Kami menemukan tidak ada mitra dari fakultas akal manusia (atau korelasi logisnya) masih kurang dari kontras akal dan emosi. Chuang Tzu menggarisbawahi istilah itu, dengan istilah yang pada akhirnya dipilih umat Buddha untuk menerjemahkan 'gairah' atau 'emosi'. Namun, yang paling masuk akal dalam Chuang Tzu itu sebagai 'kenyataan', atau 'fakta'.
Hipotesis yang lebih masuk akal adalah  mempresentasikan posisinya dalam dialog fantasi untuk menggambarkan dan menyesuaikan diri dengan perspektivalismenya. Dia menempatkan posisi untuk dipertimbangkan seolah-olah mendukung mereka, kemudian secara reflektif meninggalkan mereka.
Dia melakukan ini baik dalam bentuk percakapan fantastis yang dilakukan di antara makhluk-makhluk fantastis (pencuri pemberontak, orang aneh yang terdistorsi, atau pengikut Konfusius yang bertobat) atau sebagai monolog internal. Dalam dialog fantasinya, Chuang Tzu tampaknya menantang  untuk menebak suara mana yang benar-benar miliknya.

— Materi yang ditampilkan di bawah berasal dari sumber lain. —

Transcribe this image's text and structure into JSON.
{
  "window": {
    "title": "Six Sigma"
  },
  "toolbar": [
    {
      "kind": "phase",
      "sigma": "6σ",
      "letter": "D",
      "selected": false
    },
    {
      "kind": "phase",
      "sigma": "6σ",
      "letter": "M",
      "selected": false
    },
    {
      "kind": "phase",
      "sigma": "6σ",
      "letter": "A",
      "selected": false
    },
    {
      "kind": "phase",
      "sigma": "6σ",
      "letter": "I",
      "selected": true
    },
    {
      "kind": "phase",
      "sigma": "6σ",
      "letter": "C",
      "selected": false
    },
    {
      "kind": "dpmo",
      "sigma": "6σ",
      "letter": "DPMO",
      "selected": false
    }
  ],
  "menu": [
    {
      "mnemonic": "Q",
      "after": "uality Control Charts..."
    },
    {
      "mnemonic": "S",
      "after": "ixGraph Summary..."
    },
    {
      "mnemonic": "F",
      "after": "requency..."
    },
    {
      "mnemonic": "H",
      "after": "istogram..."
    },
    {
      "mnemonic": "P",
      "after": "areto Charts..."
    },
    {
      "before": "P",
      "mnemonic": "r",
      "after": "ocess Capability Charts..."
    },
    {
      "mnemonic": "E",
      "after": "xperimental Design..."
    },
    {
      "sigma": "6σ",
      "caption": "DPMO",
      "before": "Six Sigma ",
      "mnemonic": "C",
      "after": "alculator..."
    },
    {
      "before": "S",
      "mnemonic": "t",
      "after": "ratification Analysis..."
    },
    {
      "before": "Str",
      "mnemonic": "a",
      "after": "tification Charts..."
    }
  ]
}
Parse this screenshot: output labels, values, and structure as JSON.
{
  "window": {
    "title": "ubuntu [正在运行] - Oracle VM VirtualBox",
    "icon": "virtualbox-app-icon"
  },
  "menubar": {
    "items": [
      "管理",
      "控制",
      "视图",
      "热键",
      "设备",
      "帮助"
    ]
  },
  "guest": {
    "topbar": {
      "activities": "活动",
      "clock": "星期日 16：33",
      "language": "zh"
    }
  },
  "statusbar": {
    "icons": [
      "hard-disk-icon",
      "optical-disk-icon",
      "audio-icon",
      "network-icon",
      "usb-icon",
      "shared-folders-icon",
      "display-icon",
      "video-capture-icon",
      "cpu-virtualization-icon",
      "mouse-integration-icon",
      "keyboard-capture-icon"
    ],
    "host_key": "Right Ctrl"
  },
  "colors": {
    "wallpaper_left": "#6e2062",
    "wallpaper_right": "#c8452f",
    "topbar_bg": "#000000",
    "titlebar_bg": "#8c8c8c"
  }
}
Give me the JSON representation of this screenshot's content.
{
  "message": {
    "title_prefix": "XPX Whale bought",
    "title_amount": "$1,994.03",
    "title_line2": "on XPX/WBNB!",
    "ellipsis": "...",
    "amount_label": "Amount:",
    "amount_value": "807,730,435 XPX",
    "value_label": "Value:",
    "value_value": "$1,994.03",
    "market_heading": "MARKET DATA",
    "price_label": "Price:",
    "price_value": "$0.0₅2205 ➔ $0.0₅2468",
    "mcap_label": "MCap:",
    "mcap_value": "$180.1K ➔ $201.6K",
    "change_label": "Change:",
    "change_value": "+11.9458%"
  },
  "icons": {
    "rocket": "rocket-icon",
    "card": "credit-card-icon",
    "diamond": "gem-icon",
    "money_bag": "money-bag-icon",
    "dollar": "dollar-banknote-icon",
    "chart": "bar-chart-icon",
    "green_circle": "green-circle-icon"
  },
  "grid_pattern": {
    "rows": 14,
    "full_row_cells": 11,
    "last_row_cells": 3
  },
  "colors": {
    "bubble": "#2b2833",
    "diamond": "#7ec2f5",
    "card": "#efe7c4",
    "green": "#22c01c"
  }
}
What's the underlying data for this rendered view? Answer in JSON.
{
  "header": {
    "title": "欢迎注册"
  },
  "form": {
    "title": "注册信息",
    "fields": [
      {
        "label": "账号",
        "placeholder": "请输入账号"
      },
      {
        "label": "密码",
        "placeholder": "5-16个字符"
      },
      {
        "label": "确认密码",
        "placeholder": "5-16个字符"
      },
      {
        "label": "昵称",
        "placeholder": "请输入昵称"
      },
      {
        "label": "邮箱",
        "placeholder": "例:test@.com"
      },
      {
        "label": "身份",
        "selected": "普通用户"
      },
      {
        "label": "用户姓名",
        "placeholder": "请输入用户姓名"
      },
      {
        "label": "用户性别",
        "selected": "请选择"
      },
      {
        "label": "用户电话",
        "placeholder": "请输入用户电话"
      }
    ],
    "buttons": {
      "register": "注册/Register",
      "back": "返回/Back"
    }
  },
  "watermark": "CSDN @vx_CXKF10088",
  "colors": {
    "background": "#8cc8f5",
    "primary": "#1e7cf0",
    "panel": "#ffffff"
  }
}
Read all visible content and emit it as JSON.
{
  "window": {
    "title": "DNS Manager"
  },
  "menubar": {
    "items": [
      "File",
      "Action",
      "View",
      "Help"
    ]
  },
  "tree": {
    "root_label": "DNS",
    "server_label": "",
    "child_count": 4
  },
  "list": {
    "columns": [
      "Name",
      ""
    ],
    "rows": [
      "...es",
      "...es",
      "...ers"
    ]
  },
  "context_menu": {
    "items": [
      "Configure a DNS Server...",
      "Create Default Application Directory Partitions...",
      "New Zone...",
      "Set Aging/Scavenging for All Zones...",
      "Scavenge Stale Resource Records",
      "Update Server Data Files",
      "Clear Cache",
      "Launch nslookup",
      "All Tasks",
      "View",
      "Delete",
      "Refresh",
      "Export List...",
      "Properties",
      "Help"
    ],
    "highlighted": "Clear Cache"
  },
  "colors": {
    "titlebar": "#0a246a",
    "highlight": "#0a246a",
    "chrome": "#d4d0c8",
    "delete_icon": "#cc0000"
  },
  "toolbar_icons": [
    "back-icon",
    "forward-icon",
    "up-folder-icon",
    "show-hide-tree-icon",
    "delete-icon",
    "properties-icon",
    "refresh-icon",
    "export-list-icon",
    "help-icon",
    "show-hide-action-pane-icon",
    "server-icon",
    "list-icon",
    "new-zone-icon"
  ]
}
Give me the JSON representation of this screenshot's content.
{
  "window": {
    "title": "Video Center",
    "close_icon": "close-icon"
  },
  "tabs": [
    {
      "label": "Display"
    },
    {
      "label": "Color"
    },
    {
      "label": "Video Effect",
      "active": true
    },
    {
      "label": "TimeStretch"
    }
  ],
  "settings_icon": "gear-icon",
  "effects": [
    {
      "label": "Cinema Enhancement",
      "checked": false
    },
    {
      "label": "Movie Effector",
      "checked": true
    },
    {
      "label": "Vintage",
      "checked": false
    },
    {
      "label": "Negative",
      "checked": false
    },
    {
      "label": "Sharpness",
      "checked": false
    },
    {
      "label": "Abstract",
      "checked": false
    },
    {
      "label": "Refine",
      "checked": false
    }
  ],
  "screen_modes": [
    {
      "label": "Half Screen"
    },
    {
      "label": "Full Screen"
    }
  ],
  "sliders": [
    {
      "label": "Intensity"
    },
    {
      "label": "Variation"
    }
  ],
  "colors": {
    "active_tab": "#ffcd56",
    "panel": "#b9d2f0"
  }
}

Bahkan monolognya biasanya mengakhiri pertanyaan retoris ganda sebagai ganti kesimpulan, "Lalu apakah benar-benar ada X? Atau apakah
tidak ada X?"
Salah satu kunci penggunaan relativisme Hui Shih oleh Chuang Tzu adalah penerapannya pada konsep "penggunaan". Segala sesuatu berguna dari suatu posisi atau lainnya dan ada beberapa posisi yang bahkan hal yang paling berguna pun tidak berguna.
Chuang Tzu mengilustrasikan tema ini dengan perumpamaannya yang terkenal tentang pohon besar "tidak berguna" yang, akibatnya, tidak pernah ditebang dan labu besar yang tidak berguna untuk dimakan, tetapi mungkin membuat perahu yang baik.
Jadi argumen pragmatis (seperti yang dari MO TZU) akan selalu relatif terhadap beberapa nilai kontroversial. Pengamatan ini tidak membenarkan argumen pragmatis  yang sudah ditinggalkan (yang akan  lihat di bawah, Chuang Tzu masih menggunakan). Itu hanya mendorong untuk peka terhadap seberapa kontroversial asumsi  tentang "kesuksesan".
Chuang Tzu mengembangkan cara pandang yang lebih konsisten daripada Hui Shih. Mungkin karena pengetahuannya tentang sanggahan Mohis, dia tidak jatuh ke dalam perangkap penolakan bahasa (seperti yang bisa dikatakan dilakukan oleh Lao Tzu).
Menjadi alami tidak membutuhkan pengabaian bahasa. Bahasa manusia, dari salam kosong dan obrolan ringan hingga pertengkaran para filsuf, adalah wajar jika 'bunyi' adalah nyanyian burung.
Para filsuf yang berselisih adalah 'pipa alam'. Penggunaan metafora Chuang Tzu ini menandakan  tidak ada yang akan dikatakannya yang menyatakan  perselisihan harus berhenti lebih dari itu sehingga anak sungai harus berhenti mengoceh.
Kemudian dia menganggap keberatan terhadap metafora pembukaannya: Â Bahasa bukanlah hembusan nafas; pengguna bahasa memiliki bahasa. Apa yang bahasa itu, bagaimanapun, tidak pernah diperbaiki. Â Dia mengembangkan kritik ini (mungkin diprakarsai oleh relativisme Hui Shih) dengan analisisnya sendiri tentang indexicality dari semua perbedaan.